Adventures of a Lost Autograph
My grandfather was a civilian employee of the U.S. military. He worked in the Pentagon “as the plaster was still drying.” He wasn’t some super secret scientist or anything like that. He was a self-educated administrator who periodically got to meet some pretty famous people.
Somewhere’s there a newspaper photo of him and Charles Lindbergh. I have no idea why they’re together. I just know the picture exists.
I’ve also known there’s a famous autograph floating around the family. A couple decades ago I saw a copy. Finding the stamp collection and the Nazi-censored envelope over the winter, however, pushed me to ask around the family to see if anyone still had a copy of it, because, you know, the autograph of a Father of Rocket Science is something you should keep around. And, yet, no one is quite sure where it went.
This week I found a photocopy in a box I haven’t opened in at least a decade.
We’re not quite sure where to put it. We have a whole hallway of autographs. There’s lots of sci-fi actors, a couple Green Bay Packers, Chuck Yeager, a few classic movie actors. We’ve had most signed in person, although my husband has bought a few through the mail: no, he didn’t watch Katherine Hepburn sign her name.
So movie-buff husband has Sean Connery and Katherine Hepburn.
And I have a reluctant Nazi rocket scientist.
Really, this shouldn’t surprise anyone who knows us.
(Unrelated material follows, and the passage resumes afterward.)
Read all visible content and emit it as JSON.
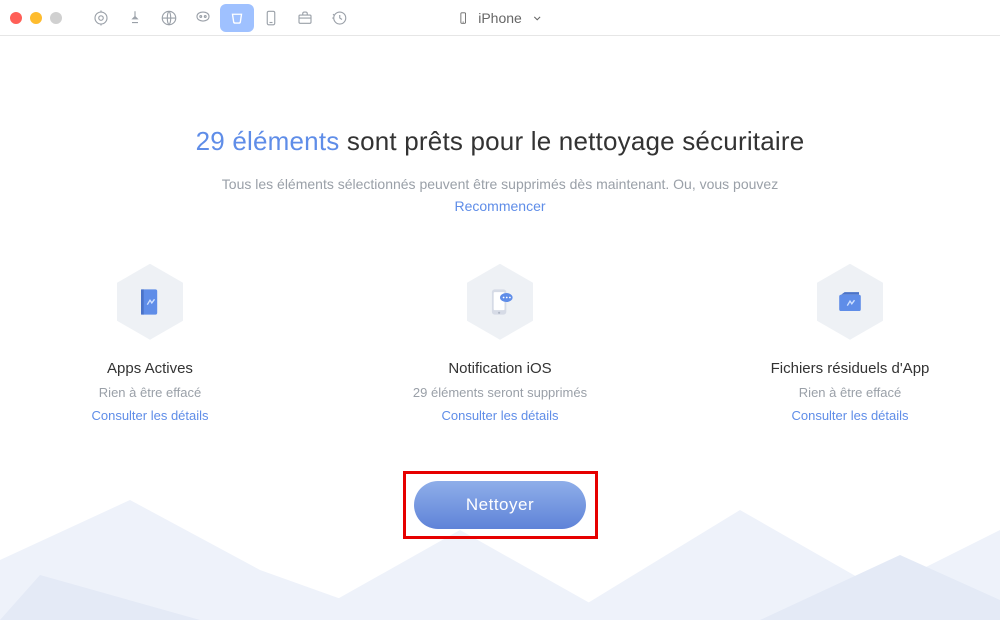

My grandfather met von Braun several times in the course of his work. In 1956, von Braun sent a lovely letter to Grandpa’s eldest son, who was about 10 at the time:
Kind of adorable, isn’t it?
Von Braun was only 30 years old when he designed the V-2 rocket for Nazi Germany. He was a member of the Nazi party, but that doesn’t specifically comment on any racial views: we think of Nazis in terms of racial policies, but being part of the Nazi party was ultimately a political issue. Gaining membership was a badge of honor, and there would have been some expectation that someone of von Braun’s position would apply. He was also given honorary membership in the SS, which he later stated was not something he could feasibly turn down.
Of course, he’s not going to play up Nazi affiliations after surrendering to American forces. On the other hand, there’s nothing unbelievable in his story. Oskar Schindler of Schindler’s List was a member of the Nazi party too, and he’s buried in Israel, of all places. Politics get complicated.
But he’s still the guy who invented the V2 and Saturn V rockets, the former used to bomb London and the latter used to put Americans on the moon.
He’s also credited with the concept of Space Camp, although it didn’t come into being until several years after his death.
And he’s the guy who typed a letter to a 10-year-old in 1956.